La oleada de juicios contra los bancos comenzó con el escándalo de las preferentes. Directores de sucursales de barrio vendieron a sus clientes, muchos de ellos jubilados acostumbrados a comprar productos seguros al cien por cien como los bonos del tesoro, estos productos de alto riesgo.

No es que las preferentes fueran en sí mismas ilegales, el problema es que el banco las vendió como un producto seguro ocultando a los clientes el riesgo que entrañaban. Y lo hizo, además, a personas con un perfil de inversor que tenía muy poco que ver con los especuladores a los que podrían ir dirigidas estas acciones.

Estas personas llevaron a cabo una larga lucha que acabó en sonadas victorias. Para ello fue clave demostrar dos cosas: la falta de claridad de los bancos y que el cliente no tenía un perfil que hiciera pensar en que podía entender el riesgo del producto sin haber sido advertido.

A partir de aquí llegaron el resto de las denuncias por cláusulas suelo que ni siquiera se explicaban y que se añadían en las hipotecas de manera obligatoria o las famosas hipotecas multidivisas, que se vendieron a muchas personas que no tenían ningún conocimiento de divisas y de las oscilaciones de este peligroso mercado.

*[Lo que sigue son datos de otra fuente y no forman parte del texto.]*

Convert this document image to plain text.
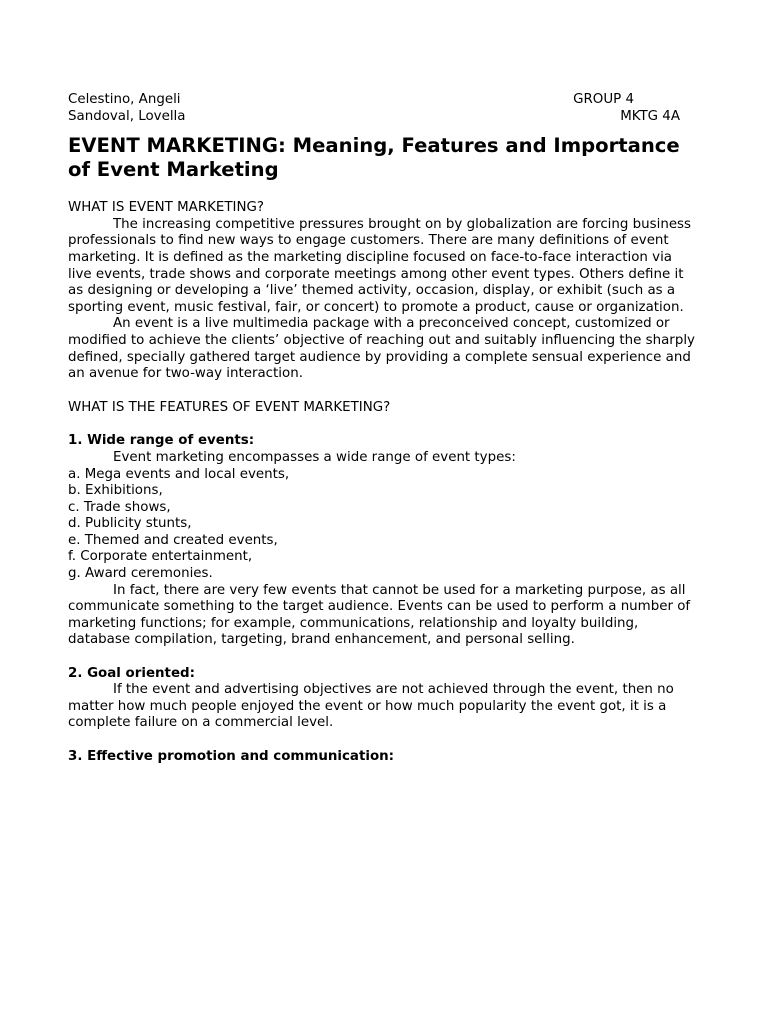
Celestino, Angeli	GROUP 4
Sandoval, Lovella	MKTG 4A
EVENT MARKETING: Meaning, Features and Importance of Event Marketing
WHAT IS EVENT MARKETING?

The increasing competitive pressures brought on by globalization are forcing business professionals to find new ways to engage customers. There are many definitions of event marketing. It is defined as the marketing discipline focused on face-to-face interaction via live events, trade shows and corporate meetings among other event types. Others define it as designing or developing a ‘live’ themed activity, occasion, display, or exhibit (such as a sporting event, music festival, fair, or concert) to promote a product, cause or organization.

An event is a live multimedia package with a preconceived concept, customized or modified to achieve the clients’ objective of reaching out and suitably influencing the sharply defined, specially gathered target audience by providing a complete sensual experience and an avenue for two-way interaction.

WHAT IS THE FEATURES OF EVENT MARKETING?
1. Wide range of events:

Event marketing encompasses a wide range of event types:

a. Mega events and local events,

b. Exhibitions,

c. Trade shows,

d. Publicity stunts,

e. Themed and created events,

f. Corporate entertainment,

g. Award ceremonies.

In fact, there are very few events that cannot be used for a marketing purpose, as all communicate something to the target audience. Events can be used to perform a number of marketing functions; for example, communications, relationship and loyalty building, database compilation, targeting, brand enhancement, and personal selling.

2. Goal oriented:

If the event and advertising objectives are not achieved through the event, then no matter how much people enjoyed the event or how much popularity the event got, it is a complete failure on a commercial level.

3. Effective promotion and communication:
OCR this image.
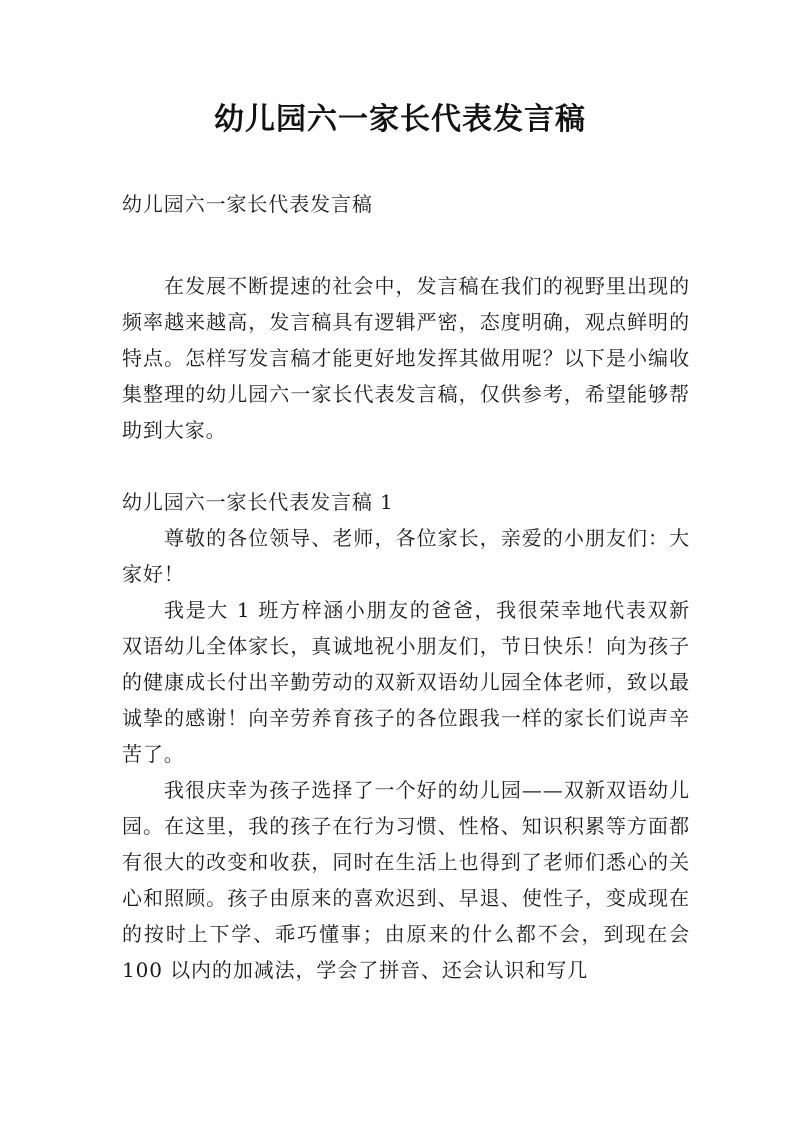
幼儿园六一家长代表发言稿

幼儿园六一家长代表发言稿

在发展不断提速的社会中，发言稿在我们的视野里出现的频率越来越高，发言稿具有逻辑严密，态度明确，观点鲜明的特点。怎样写发言稿才能更好地发挥其做用呢？以下是小编收集整理的幼儿园六一家长代表发言稿，仅供参考，希望能够帮助到大家。

幼儿园六一家长代表发言稿 1

尊敬的各位领导、老师，各位家长，亲爱的小朋友们：大家好！

我是大 1 班方梓涵小朋友的爸爸，我很荣幸地代表双新双语幼儿全体家长，真诚地祝小朋友们，节日快乐！向为孩子的健康成长付出辛勤劳动的双新双语幼儿园全体老师，致以最诚挚的感谢！向辛劳养育孩子的各位跟我一样的家长们说声辛苦了。

我很庆幸为孩子选择了一个好的幼儿园——双新双语幼儿园。在这里，我的孩子在行为习惯、性格、知识积累等方面都有很大的改变和收获，同时在生活上也得到了老师们悉心的关心和照顾。孩子由原来的喜欢迟到、早退、使性子，变成现在的按时上下学、乖巧懂事；由原来的什么都不会，到现在会 100 以内的加减法，学会了拼音、还会认识和写几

Los informes periciales, claves en estos procesos

Los informes de los peritos economistas han sido durante todo este tiempo y continúan siendo un apoyo muy importante en este tipo de demandas y una de las herramientas más útiles para el abogado. Este puede apoyarse en los informes de los expertos para demostrar que los folletos entregados por los bancos no eran claros e incluso podían llevar a muchos engaños.

Sobre todo, estos informes ayudan a crear el perfil que la persona tiene como inversor y a demostrar que no se trata de inversores acostumbrados a productos de este tipo que sí podrían comprender el riesgo que entrañan.

Otra de las funciones de estos informes es la determinar el daño económico que se ha producido al cliente del banco y, por tanto, la cuantía a reclamar. Esto puede no ser importante de cara a la sentencia de culpabilidad o no del banco, pero sí que es determinante en la rapidez con la que se cobrará la posible devolución de las cantidades cobradas indebidamente.